Così poca la strada percorsa, così tanti gli errori commessi.[9] 

L’ascesa di Eltsin segna una svolta che porterà a mutare non solo il volto della Russia. Nel corso del 1991, in pochi mesi, l’URSS si dissolse e 14 repubbliche proclamarono la propria indipendenza e sovranità prendendo come esempio quanto dichiarato da Eltsin nella Repubblica Russa. Nello stesso tempo Eltsin annunciò lo scioglimento del Patto di Varsavia che legava all’URSS i paesi dell’est europeo che erano stati liberati dall’Armata Rossa nel corso della Seconda guerra mondiale.
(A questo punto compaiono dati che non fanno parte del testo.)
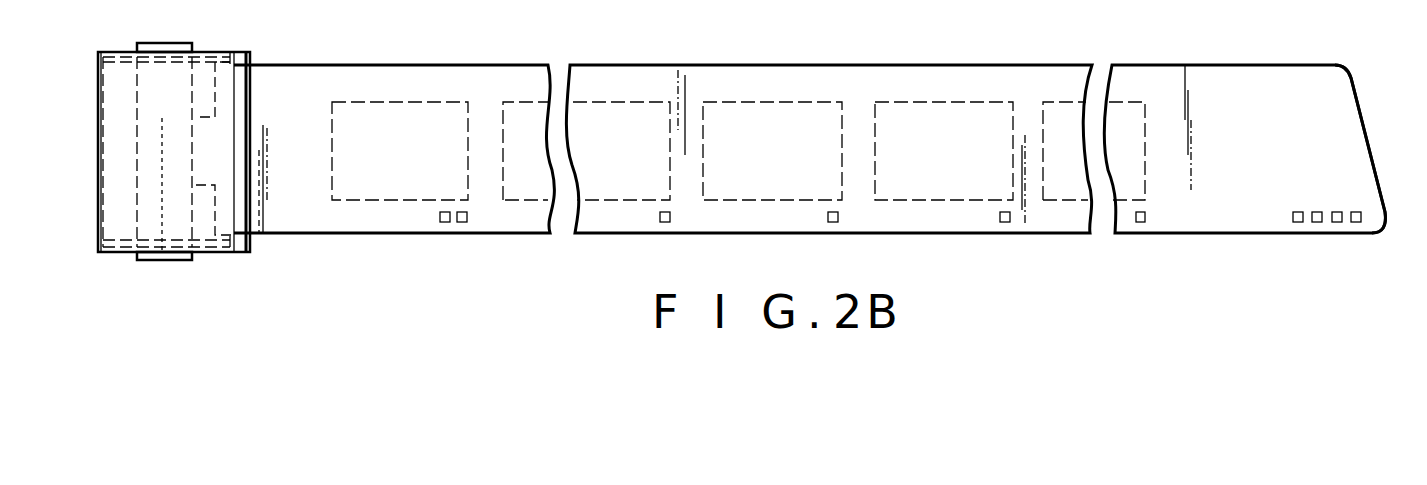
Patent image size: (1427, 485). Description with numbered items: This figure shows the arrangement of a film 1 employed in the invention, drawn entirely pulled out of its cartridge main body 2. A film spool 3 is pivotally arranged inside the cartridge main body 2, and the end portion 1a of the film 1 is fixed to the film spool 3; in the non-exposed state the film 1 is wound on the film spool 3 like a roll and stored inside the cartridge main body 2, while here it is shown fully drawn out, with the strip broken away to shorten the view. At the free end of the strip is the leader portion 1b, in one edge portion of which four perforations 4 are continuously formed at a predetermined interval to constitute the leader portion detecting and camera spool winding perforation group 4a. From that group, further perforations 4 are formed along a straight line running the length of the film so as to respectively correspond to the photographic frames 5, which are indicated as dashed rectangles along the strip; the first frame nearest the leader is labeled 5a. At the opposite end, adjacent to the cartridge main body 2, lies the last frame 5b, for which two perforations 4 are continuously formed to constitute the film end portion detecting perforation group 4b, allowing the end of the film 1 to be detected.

The film 1 is at (722, 64).
The end portion 1a is at (196, 137).
The leader portion 1b is at (1350, 165).
The cartridge main body 2 is at (98, 160).
The film spool 3 is at (175, 48).
The perforation 4 is at (468, 218).
The leader portion detecting/camera spool winding perforation group 4a is at (1365, 245).
The film end portion detecting perforation group 4b is at (474, 243).
The photographic frame 5 is at (955, 125).
The first exposure frame 5a is at (1112, 122).
The last frame 5b is at (347, 165).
Questi atti segnarono la caduta dei regimi comunisti in quegli stessi paesi. L’atto conclusivo che sancì la fine dell’URSS avvenne la notte del 25 dicembre quando Gorbačëv rassegnerò le proprie dimissioni con il passaggio dei poteri a Eltsin. In diretta tv fu ammainata dal Cremlino la bandiera rossa con la falce e il martello e venne issata la bandiera a strisce bianco blu e rossa di epoca zarista. Si apriva in Russia un periodo di torbidi politici e di abbandono della politica estera a causa dei conflitti interni che imposero una chiusura su se stessa sia della Russia sia delle nuove repubbliche alle prese con la stesura di nuove costituzioni, con la definizione dei confini, con la ripartizione del Tesoro della Banca centrale e quella ancor più drammatica della ripartizione degli armamenti, tra cui quelli nucleari. Occorsero lunghi anni per disegnare il nuovo volto della Russia che, con Eltsin, si aprì al libero mercato pur essendone totalmente impreparata dopo oltre settanta anni di economia controllata dallo Stato.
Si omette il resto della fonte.